Junipero Serra, again

I pointed a few weeks ago to an indignant outburst by the Catholic League’s William Donohue about criticism of Junipero Serra by the New York Times. What do you know? The newspaper has once again incurred Donohue’s wrath.

“Last week, a few hours after publishing an essay about American Catholics’ reaction to the Black Lives Matter movement, I received a flood of ill tidings via email. My correspondents’ anger was unrelated to the subject of my article, but was instead inflamed by a mention of Junipero Serra, a canonized Franciscan friar who founded Spanish missions throughout California in the 18th century.”
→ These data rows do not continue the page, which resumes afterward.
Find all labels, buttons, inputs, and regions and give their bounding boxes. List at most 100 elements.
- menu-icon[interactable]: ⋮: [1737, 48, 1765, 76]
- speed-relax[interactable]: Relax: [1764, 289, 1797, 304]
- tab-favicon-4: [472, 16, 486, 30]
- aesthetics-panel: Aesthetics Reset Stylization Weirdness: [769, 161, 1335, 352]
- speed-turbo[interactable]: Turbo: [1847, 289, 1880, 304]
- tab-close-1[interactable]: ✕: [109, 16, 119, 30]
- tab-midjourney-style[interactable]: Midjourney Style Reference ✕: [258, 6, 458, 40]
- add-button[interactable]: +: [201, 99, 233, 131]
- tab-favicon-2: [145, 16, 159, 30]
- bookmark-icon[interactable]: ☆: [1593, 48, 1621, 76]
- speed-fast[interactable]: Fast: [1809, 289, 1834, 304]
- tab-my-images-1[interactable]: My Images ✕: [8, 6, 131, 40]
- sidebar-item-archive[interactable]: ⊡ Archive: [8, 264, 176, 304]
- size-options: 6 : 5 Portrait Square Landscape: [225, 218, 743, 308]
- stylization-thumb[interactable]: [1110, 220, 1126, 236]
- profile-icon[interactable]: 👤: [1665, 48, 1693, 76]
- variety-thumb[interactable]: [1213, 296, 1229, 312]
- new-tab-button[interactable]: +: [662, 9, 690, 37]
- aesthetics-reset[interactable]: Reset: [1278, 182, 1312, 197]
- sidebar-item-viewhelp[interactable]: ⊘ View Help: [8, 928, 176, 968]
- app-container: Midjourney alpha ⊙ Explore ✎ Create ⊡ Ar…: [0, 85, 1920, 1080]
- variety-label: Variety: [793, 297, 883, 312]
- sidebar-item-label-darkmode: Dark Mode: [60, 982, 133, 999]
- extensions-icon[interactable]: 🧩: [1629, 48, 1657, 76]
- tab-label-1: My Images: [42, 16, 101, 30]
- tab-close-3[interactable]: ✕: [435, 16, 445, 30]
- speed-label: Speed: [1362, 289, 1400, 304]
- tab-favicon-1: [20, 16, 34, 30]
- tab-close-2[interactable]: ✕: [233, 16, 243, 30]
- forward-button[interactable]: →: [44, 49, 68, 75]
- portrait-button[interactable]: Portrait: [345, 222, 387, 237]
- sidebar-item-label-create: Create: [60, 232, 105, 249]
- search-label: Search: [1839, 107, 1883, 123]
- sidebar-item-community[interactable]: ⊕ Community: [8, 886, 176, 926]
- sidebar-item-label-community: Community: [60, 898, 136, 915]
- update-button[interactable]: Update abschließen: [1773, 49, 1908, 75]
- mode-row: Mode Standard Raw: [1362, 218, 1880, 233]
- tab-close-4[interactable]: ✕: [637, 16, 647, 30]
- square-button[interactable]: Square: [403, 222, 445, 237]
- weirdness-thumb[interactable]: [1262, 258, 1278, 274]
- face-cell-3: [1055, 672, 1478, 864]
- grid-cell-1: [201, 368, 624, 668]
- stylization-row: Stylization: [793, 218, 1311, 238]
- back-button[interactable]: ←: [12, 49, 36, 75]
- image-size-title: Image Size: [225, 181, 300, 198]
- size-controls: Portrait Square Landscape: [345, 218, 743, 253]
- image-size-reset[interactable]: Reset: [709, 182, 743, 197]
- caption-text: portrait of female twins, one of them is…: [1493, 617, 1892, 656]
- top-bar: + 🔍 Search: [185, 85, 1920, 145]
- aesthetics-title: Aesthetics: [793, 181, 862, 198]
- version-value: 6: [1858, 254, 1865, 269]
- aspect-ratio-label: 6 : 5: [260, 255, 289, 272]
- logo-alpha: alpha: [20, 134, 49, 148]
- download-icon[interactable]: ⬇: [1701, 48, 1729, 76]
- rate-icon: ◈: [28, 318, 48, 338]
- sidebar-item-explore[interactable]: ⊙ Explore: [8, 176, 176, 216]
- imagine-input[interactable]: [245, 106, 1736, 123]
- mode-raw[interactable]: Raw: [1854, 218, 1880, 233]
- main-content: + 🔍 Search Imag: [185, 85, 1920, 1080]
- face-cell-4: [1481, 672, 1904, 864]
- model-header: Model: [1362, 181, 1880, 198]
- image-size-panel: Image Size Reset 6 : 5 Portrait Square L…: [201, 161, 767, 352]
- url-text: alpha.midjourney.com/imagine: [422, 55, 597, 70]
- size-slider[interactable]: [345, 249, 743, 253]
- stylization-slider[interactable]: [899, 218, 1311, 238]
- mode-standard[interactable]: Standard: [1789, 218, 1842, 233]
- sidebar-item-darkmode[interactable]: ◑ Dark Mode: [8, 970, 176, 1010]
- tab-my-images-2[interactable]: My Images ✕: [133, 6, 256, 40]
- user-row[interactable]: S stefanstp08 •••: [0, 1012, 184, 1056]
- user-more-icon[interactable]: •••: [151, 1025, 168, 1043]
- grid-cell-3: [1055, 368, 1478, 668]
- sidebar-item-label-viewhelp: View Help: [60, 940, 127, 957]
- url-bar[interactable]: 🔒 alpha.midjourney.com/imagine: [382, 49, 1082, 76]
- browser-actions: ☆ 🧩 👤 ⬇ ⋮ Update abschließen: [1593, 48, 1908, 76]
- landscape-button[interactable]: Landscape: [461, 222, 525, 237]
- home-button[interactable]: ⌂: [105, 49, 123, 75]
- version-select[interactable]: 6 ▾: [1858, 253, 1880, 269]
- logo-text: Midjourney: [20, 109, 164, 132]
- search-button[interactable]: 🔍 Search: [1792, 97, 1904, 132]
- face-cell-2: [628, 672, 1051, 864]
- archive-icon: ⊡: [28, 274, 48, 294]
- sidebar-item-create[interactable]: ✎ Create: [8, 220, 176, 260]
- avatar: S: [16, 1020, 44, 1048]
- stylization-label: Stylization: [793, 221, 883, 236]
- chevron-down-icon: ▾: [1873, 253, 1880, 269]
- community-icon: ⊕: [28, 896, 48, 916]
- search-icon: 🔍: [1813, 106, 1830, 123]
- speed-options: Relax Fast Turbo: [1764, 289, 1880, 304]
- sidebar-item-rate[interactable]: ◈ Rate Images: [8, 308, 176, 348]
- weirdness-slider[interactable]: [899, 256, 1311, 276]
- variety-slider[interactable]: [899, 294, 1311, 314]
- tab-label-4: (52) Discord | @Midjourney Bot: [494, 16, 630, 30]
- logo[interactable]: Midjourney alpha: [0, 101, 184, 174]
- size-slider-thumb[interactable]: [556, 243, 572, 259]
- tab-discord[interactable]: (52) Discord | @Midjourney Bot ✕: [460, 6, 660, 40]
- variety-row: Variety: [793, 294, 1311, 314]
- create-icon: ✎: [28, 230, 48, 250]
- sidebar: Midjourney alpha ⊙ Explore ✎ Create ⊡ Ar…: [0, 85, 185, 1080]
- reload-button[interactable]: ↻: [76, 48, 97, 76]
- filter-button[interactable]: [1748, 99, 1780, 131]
Bruenig cites the sentence where she accused Serra of torture, but nowhere in her 1754-word article is there even an attempt to disprove what I said. In other words, she provides zero evidence that Serra tortured the Indians. While her piece this time is much more balanced than her initial one, her failure — and the failure of the newspaper — to come to grips with my single complaint is as revealing as it is disturbing.

Father Serra never tortured the Indians. It is a lie.

Well. According to Wikipedia:

Mark A. Noll, a professor at Wheaton College in Illinois, wrote that Serra’s attitude — that missionaries could, and should, treat their wards like children, including the use of corporal punishment — was common at the time. Tinker argues that it is more appropriate to judge the beatings and whippings administered by Serra and others from the point of view of the Native Americans, who were the victims of the violence, and who did not punish their children with physical discipline. Salvatore J. Cordileone, archbishop of San Francisco, acknowledges Native American concerns about Serra’s whippings and coercive treatment, but argues that missionaries were also teaching school and farming.

There you go: Yes, Serra flogged Native Americans — but taught them the ABCs!

Personally, neither Serra nor Donohue is particularly interesting; this story is noteworthy only because of Donohue’s recurring insistence upon an obvious fiction — that Serra’s treatment of Native Americans was non-violent. This is as Christian as it gets: Ignore settled, established facts; insist upon a happy lie; and then attack the character of those who won’t go along. Donohue is a fool, but I’ve no doubt whatever that he is sincere.